(E ninguém fala sobre isto)

 

 

Há uma coisa que quase ninguém admite em voz alta:

às vezes, não é nas más notícias que caímos.

É nas boas.

 

E isso é profundamente desconcertante.

 

Como é que alguém que passa a vida a resolver problemas, a levantar paredes, a empurrar o mundo para a frente — alguém otimista, funcional, que já sobreviveu a tempestades reais — desarma precisamente no momento em que algo bom acontece?

 

Como é que a boa notícia chega… e o corpo responde com um ataque de pânico?

 

 

O corpo cria hábitos — mesmo os que não pedimos

 

Quando se vive muitos anos com ansiedade, mesmo sendo optimista, existe uma espécie de “musculatura de alerta” que se instala.

É como se o corpo dissesse:

 

“Mantém-te preparada. Antecipar problemas é uma forma de proteção.”

 

A luta torna-se familiar.

A tensão torna-se um idioma.

E resolver é quase uma espécie de superpoder.

 

Por estranho que pareça, nas más notícias sabemos o que fazer:

agir, pensar, reagir, sobreviver.

 

É automático. É confortável no desconforto.

 

Mas quando chega algo bom — algo que nos alivia, que permite respirar — o corpo perde o guião.

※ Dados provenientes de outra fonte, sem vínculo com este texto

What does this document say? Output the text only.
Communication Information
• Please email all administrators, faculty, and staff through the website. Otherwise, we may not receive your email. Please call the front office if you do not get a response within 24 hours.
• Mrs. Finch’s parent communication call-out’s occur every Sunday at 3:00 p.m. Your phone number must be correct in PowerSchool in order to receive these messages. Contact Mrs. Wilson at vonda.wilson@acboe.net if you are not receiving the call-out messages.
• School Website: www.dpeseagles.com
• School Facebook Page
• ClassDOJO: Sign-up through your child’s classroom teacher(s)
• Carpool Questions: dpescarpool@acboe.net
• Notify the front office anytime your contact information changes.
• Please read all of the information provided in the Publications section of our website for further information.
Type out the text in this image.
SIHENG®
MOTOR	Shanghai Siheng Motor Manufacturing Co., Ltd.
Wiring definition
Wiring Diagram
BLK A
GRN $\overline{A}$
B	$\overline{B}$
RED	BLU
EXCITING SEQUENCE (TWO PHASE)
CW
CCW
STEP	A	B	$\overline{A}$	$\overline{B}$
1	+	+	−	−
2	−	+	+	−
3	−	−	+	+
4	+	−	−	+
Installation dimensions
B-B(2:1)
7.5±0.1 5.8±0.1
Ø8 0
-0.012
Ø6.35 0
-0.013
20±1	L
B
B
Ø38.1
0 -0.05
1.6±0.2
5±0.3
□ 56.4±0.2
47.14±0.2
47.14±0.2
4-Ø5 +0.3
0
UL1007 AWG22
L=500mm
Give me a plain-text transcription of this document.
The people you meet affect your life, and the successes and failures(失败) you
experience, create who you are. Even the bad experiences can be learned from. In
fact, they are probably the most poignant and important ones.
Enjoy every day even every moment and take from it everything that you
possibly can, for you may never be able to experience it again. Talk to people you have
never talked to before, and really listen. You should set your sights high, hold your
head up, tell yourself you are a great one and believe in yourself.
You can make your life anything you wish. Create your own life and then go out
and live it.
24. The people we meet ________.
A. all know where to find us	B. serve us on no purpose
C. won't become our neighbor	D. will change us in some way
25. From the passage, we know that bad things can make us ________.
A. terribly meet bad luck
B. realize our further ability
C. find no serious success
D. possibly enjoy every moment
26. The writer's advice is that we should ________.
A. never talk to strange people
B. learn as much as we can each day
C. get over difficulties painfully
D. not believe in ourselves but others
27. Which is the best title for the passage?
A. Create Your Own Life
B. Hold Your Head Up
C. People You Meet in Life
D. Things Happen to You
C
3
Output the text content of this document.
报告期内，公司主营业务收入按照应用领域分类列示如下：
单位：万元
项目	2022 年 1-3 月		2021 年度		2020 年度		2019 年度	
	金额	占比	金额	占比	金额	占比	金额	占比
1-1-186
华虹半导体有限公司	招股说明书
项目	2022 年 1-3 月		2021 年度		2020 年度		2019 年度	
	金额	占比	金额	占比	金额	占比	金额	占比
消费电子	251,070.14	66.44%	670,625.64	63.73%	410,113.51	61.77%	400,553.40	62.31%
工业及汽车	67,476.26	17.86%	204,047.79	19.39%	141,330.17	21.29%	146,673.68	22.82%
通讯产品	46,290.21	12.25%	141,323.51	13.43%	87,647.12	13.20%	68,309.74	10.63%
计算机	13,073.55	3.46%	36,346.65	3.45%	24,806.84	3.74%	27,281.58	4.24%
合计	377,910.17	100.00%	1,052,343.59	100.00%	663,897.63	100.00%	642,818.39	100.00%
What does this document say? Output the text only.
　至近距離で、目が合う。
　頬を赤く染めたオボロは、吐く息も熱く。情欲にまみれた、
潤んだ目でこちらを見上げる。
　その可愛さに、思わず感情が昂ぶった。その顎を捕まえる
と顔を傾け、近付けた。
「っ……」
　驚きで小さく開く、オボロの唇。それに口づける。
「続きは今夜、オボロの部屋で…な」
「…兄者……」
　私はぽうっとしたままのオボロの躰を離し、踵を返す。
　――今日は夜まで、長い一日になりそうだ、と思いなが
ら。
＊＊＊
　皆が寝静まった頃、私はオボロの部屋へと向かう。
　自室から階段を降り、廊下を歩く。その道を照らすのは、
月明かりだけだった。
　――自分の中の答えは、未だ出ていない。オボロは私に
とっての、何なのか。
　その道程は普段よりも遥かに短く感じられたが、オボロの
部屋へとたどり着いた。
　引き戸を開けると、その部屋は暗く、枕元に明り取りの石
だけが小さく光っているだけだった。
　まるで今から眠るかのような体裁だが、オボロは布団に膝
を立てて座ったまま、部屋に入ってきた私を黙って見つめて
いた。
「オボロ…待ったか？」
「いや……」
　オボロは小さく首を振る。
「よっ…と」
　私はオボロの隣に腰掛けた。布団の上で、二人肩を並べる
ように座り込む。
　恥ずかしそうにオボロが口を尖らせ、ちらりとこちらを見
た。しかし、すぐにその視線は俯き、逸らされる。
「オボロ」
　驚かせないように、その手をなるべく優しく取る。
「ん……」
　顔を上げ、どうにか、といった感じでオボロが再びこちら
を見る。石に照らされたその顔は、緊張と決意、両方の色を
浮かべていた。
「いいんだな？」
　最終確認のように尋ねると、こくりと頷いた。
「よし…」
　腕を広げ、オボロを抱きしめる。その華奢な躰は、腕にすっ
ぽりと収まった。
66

Não reconhece este território.

E, no vazio que fica, entra em curto-circuito.

 

 

O relaxamento pode parecer perigoso a quem nunca teve permissão para relaxar

 

O ataque de pânico que surge após uma boa notícia não é medo.

É libertação!! :)


É como se todo o stress que estivemos a segurar a ferros tivesse finalmente um espaço para sair.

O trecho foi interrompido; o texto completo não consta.